Segundo a mídia local, 40% dos casamentos no país terminam em divórcio. Mais de dois terços dos cataris, adultos e crianças, estão obesos.
O país oferece educação e saúde gratuitas, garantias de emprego, auxílio financeiro para habitação, água e eletricidade gratuitas – mas toda essa abundância parece ter gerado seus próprios problemas.
“É desconcertante para um estudante receber 20 propostas de emprego ao se formar”, disse um acadêmico de uma universidade americana no Catar. “As pessoas sofrem uma pressão esmagadora para tomar a decisão certa”.
Por outro lado, muitos desses jovens formandos se frustram com uma percepção de que os melhores empregos sempre são abocanhados por estrangeiros. Cataris são minoria em seu país, onde a proporção é de sete estrangeiros para cada nativo.
Por tudo isso, aumenta a sensação no país de que, na corrida pelo desenvolvimento, algo muito importante se perdeu.
A vida familiar no Catar está se desintegrando. Crianças são criadas por babás trazidas das Filipinas, Nepal ou Indonésia, gerando abismos culturais e ideológicos entre as gerações.
A catari Umm Khalaf, com mais de 60 anos de idade, o rosto coberto por uma tradicional batoola (máscara facial) descreveu para mim a “bela simplicidade” da vida em sua juventude.
“Éramos auto-suficientes. É doloroso perder aquela intimidade que existia na família”, ela disse.
Nas planícies empoeiradas a oeste de Doha, num local conhecido como Umm Al Afai – em tradução livre, Lugar das Cobras -, o fazendeiro Ali al-Jehani me oferece leite recém tirado de um camelo, ainda morno.
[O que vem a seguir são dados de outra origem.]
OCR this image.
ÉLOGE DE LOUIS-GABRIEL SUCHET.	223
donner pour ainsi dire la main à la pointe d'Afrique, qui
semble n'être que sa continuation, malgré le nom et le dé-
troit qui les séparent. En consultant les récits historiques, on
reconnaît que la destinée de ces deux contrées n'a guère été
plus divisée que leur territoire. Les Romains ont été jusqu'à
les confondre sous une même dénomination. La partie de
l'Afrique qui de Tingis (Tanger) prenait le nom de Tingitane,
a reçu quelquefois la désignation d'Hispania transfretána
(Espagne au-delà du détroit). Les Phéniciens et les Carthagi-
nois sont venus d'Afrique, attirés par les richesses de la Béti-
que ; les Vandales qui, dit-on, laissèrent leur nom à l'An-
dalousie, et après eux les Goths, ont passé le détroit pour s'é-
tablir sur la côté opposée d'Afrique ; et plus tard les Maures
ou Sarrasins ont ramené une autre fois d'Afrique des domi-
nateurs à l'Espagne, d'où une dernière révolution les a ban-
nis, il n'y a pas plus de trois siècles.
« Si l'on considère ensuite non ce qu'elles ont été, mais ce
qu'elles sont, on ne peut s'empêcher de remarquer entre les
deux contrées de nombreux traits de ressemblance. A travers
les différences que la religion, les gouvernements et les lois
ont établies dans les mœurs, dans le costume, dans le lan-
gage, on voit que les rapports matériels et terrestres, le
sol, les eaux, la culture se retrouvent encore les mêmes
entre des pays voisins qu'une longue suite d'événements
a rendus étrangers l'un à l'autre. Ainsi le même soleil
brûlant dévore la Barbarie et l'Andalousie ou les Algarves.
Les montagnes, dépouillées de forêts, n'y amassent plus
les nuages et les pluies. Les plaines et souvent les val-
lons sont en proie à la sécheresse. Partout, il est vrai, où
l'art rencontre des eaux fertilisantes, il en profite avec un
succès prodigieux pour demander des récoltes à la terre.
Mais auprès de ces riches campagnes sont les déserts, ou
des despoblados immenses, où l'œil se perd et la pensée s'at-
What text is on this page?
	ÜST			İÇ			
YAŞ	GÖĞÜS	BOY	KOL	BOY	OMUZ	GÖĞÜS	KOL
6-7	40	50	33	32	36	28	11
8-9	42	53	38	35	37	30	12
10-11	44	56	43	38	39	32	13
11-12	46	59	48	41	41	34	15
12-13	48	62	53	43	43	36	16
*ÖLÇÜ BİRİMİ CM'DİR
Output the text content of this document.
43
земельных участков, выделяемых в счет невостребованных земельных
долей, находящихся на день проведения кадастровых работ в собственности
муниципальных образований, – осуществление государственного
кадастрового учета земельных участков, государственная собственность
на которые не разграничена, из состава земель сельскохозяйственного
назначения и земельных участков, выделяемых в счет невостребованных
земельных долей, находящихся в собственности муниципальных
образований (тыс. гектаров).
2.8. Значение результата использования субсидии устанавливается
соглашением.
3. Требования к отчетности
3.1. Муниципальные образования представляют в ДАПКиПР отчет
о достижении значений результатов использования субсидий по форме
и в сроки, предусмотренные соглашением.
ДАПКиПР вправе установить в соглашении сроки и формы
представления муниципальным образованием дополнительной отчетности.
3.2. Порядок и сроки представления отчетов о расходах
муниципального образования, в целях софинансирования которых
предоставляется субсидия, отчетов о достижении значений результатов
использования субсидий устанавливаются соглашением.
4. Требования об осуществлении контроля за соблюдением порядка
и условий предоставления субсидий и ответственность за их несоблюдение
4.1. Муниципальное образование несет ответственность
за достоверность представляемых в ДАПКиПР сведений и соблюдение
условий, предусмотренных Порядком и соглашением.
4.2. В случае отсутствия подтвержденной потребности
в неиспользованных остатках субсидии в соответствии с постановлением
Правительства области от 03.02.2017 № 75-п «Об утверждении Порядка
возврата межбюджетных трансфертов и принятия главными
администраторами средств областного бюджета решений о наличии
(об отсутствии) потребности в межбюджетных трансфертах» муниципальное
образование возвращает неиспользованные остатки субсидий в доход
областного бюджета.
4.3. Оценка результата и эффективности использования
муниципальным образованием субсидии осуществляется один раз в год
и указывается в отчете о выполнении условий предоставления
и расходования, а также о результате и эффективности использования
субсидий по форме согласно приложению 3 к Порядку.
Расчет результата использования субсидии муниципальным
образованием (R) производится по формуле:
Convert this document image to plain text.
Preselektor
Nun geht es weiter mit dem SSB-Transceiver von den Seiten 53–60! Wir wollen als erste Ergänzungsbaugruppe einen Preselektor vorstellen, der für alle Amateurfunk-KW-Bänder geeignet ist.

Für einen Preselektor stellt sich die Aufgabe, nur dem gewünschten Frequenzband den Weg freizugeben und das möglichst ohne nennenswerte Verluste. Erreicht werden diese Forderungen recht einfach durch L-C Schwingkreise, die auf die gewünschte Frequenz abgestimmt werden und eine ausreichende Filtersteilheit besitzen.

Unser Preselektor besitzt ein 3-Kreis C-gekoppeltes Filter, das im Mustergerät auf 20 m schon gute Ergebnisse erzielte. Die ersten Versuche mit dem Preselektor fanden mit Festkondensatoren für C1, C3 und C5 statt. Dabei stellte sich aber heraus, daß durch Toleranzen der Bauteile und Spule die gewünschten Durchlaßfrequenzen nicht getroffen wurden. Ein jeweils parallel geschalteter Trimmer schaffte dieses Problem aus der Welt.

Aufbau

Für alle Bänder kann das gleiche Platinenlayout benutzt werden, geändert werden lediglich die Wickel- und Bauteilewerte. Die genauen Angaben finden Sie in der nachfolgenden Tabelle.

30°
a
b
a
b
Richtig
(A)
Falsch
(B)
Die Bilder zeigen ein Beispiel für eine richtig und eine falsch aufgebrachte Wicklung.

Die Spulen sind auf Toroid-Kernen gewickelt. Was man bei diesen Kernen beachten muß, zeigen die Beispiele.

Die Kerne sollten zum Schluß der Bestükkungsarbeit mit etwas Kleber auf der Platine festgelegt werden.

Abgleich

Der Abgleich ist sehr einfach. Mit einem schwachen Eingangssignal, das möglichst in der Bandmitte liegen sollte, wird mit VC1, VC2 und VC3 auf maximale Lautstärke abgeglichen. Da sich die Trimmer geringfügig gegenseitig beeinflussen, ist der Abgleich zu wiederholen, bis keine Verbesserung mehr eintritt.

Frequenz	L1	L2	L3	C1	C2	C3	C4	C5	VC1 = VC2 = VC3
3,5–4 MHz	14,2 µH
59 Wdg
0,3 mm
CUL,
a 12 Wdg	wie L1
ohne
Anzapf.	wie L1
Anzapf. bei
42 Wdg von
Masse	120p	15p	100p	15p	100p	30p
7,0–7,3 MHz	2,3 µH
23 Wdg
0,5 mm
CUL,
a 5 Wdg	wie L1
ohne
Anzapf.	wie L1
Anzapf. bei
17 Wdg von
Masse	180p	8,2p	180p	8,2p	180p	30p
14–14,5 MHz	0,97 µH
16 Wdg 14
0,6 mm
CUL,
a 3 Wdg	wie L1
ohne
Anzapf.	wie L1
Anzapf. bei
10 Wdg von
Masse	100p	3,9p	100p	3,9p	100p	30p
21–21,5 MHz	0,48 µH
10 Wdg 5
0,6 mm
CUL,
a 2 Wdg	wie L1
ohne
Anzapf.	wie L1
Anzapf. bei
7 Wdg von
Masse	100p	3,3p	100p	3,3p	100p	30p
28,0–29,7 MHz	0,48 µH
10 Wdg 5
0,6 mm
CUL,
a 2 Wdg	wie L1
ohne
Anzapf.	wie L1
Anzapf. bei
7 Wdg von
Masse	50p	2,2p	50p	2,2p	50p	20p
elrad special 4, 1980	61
“Antes, você podia ficar rico se trabalhasse e, se não trabalhasse, não ficava. Era muito melhor”, ele diz. “O governo está tentando ajudar mas as coisas estão acontecendo rápido demais”.
Ele também critica os políticos do país por estarem distantes da população. Em particular, no que diz respeito ao esforço extremo – e, segundo relatos, corrupto – para trazer a Copa do Mundo para o Catar em 2022.
A Copa também colocou o país na mira da mídia internacional, gerando uma sensação de desconforto na população.
Vestindo um niqab (véu completo), Mariam Dahrouj, recém-formada em jornalismo, diz que há um clima ameaçador pairando sobre o Catar.
“As pessoas no Catar estão com medo”, ela diz. “De repente, o mundo inteiro quer nos ver. Somos uma comunidade fechada e eles querem vir e trazer suas diferenças. Como podemos expressar nossos valores?”
Classe e raça estão frequentemente vinculadas na sociedade catari, que é de uma desigualdade desesperadora.
Propostas para solucionar o problema – por exemplo, a abolição do sistemakafala, que condena trabalhadores imigrantes a um regime de quase escravidão, ou a extensão da cidadania catari a estrangeiros – geram o medo de que a estabilidade e os valores culturais do país sejam erodidos.
Mas a estabilidade e a cultura do Catar já estão sendo, pouco a pouco, minados.
O enfraquecimento das outrora sólidas alianças com a Arábia Saudita e outros países da região, aliado ao crescimento da apreensão em relação à Copa do Mundo podem aumentar a pressão, sobre o governo, por reformas.
“Eu não sabia sobre esse negócio de kafala“, disse uma jovem catari. “E meu sentimento é: por que não resolvemos isso antes?”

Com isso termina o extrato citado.